For years she and other local Master Gardeners have staffed booths at local farmers markets, but the Extension shut those down last year due to COVID-19, since gardening advice didn’t fall under the state’s guidelines for what was permitted in the markets during the pandemic shutdown.

Meanwhile, Winslow found herself in retail, selling gardening supplies at Hoy’s Hardware during the gardening seasons. Hoy’s owner Greg Mahler had been urging her to help him get a gardening center started at the store, she said.

“He just drew up for me this idea he had in his mind for a garden center. He said, ‘You can have it. I’ll stay out of your hair.”

She’d retired, officially, by that time, but though “I thought it would be great to be away from people,” she soon found she missed interaction with the public.

That was four years ago, and things have taken off in the garden center, she said.

“We’ve expanded it every year,” Winslow said.

She recruited fellow Master Gardener Barb Andrew of Lebanon, a colleague at the farmers market info booths, to help her out, so there would be expertise on the premises seven days a week.

“People came in leaps and bounds, after they found it,” she said.

Winslow said gardening is a never-ending learning process, and she enjoys helping people figure out answers to their problems. She said Garry Burks at Santiam Feed and Garden is another knowledgeable resource for local gardeners.

“Bugs, slugs, snails, that kind of thing,” she said, adding that she recently discovered a new anti-pest strategy: diatomaceous earth.

“It works amazingly,” she said.

“People don’t know what to do. We can take them to a shelf, and say, ‘OK, this is what you need.’ We always, always try to come up with something as natural as possible.”

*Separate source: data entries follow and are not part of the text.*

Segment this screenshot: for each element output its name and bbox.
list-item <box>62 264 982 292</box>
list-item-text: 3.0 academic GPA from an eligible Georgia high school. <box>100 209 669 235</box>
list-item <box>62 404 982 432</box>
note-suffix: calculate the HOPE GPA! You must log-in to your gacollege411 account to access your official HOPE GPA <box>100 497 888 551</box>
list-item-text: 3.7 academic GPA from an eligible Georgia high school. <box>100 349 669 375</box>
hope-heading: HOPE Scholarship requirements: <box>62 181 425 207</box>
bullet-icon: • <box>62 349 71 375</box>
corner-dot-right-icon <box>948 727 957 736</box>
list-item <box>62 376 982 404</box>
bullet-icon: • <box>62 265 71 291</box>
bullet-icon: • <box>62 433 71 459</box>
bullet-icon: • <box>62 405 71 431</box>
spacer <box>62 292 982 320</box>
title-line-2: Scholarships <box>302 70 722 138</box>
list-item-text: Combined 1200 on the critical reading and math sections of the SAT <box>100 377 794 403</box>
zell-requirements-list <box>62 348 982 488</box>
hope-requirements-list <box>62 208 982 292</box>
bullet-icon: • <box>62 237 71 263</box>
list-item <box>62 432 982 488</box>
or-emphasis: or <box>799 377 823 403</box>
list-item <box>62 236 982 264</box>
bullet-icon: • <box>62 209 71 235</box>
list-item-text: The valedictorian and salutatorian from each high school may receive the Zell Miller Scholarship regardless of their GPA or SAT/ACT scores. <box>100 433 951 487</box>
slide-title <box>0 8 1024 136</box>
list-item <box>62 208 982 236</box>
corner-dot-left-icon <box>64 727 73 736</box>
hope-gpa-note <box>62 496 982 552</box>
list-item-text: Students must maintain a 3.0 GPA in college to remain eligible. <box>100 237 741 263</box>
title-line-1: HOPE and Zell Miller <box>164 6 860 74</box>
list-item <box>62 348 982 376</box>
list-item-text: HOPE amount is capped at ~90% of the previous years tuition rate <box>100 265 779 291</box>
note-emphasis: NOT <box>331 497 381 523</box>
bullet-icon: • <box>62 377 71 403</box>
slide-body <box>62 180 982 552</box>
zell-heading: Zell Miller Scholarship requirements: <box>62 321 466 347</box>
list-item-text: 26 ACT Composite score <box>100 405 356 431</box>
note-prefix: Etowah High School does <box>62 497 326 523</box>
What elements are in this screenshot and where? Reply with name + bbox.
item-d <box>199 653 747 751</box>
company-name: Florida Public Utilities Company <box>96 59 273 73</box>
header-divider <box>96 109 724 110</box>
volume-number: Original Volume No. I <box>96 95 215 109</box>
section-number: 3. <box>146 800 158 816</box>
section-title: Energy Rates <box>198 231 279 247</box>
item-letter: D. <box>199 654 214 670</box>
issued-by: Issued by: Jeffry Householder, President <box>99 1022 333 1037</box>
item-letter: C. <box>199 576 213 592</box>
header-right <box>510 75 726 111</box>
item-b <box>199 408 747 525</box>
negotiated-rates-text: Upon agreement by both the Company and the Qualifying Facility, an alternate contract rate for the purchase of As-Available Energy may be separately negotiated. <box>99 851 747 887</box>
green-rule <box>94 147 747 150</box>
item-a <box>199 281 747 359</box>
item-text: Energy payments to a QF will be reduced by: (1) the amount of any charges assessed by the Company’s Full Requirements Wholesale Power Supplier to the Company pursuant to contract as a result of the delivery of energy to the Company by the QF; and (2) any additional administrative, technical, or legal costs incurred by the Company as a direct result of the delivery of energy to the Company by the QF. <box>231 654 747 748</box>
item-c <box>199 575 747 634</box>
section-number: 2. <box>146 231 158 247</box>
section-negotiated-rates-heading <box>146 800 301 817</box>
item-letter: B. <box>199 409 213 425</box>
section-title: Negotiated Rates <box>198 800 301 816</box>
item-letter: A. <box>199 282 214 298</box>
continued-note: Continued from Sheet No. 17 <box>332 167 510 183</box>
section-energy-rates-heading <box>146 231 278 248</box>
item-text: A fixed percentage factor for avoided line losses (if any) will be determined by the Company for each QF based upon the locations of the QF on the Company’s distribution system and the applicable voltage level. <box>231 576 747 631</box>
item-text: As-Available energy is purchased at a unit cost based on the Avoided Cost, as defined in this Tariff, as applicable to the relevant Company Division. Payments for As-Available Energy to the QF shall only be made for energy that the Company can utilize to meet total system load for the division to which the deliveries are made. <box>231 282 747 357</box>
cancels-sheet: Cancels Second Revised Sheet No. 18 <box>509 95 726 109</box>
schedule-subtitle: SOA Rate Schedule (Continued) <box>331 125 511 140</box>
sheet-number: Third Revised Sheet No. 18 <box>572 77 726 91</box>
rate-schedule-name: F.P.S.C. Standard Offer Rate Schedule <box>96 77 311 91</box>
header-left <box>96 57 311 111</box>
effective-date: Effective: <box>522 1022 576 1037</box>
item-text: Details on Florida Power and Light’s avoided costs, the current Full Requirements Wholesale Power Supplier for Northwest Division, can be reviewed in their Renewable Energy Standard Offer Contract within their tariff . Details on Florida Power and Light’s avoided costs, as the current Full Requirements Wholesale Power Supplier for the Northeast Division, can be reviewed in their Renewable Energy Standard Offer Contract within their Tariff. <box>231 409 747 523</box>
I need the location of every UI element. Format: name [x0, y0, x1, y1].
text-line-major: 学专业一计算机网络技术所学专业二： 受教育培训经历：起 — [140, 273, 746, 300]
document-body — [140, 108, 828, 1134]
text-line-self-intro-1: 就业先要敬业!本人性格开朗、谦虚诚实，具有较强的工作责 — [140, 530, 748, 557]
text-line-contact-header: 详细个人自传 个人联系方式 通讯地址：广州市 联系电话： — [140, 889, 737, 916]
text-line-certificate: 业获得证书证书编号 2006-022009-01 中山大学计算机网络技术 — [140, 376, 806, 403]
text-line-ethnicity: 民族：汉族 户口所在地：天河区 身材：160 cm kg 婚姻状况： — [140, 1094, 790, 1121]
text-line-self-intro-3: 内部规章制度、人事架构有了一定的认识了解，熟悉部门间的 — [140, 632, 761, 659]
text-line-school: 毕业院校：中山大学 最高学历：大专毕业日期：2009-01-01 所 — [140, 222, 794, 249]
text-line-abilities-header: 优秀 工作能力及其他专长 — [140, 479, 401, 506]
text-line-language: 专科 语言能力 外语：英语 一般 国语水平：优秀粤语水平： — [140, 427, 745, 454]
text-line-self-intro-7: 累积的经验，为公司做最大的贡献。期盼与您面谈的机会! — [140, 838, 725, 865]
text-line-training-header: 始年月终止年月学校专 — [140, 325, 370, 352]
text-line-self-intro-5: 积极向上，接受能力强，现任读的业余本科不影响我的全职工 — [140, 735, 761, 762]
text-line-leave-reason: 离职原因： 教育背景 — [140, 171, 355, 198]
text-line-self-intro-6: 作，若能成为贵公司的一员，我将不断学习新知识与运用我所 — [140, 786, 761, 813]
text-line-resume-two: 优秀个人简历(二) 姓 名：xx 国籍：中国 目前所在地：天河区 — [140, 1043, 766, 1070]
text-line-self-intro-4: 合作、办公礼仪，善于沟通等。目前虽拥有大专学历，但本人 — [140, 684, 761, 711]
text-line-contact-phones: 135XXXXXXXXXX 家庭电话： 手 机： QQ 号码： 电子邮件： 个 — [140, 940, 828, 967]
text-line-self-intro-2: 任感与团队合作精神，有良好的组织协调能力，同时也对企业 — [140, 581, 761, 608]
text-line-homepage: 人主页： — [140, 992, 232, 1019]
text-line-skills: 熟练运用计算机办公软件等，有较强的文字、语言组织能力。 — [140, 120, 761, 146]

The master gardeners work in a freelance capacity, she said, handling the ordering, consulting with Mahler when necessary, but pretty much running the garden center by themselves.

“All my life I did children’s ministries with churches, but I’d actually gone to college for accounting and biology (at George Fox),” Winslow said, noting that she also works for local bookkeeper Heather Search during the tax seasons.

“All these years later, after I’m retired, I do taxes and bookeeping for Heather during the winter, and I do master gardener during the summer. It took me 30 years to finally get around.”

Her three adult children, all married, are evidencing green-thumb interests, she said. Sarah, the oldest, lives in Nashville, Tenn., where she is a personal assistant for country music star Miranda Lambert.

“She’s a big gardener,” her mom said. Kyle just bought a house in Sandy, where he’s also “quite the gardener,” she said.

“Andrew probably would, but they live in an apartment.”

She said her yard is every-changing, and Sarah noticed that on a recent visit.

“She was walking through the yard, saying ‘That wasn’t here when I lived here. That wasn’t here when I lived here.'”

Last week Winslow was busily working in her yard when a visitor stopped by.

Honeybees crawled busily over a wide variety of flowers and bushes nearby, particularly on a purple sedum bush.

“Bees love it here,” she said.

So does she.

“Anything to do with dirt, being in the dirt – I just love it.”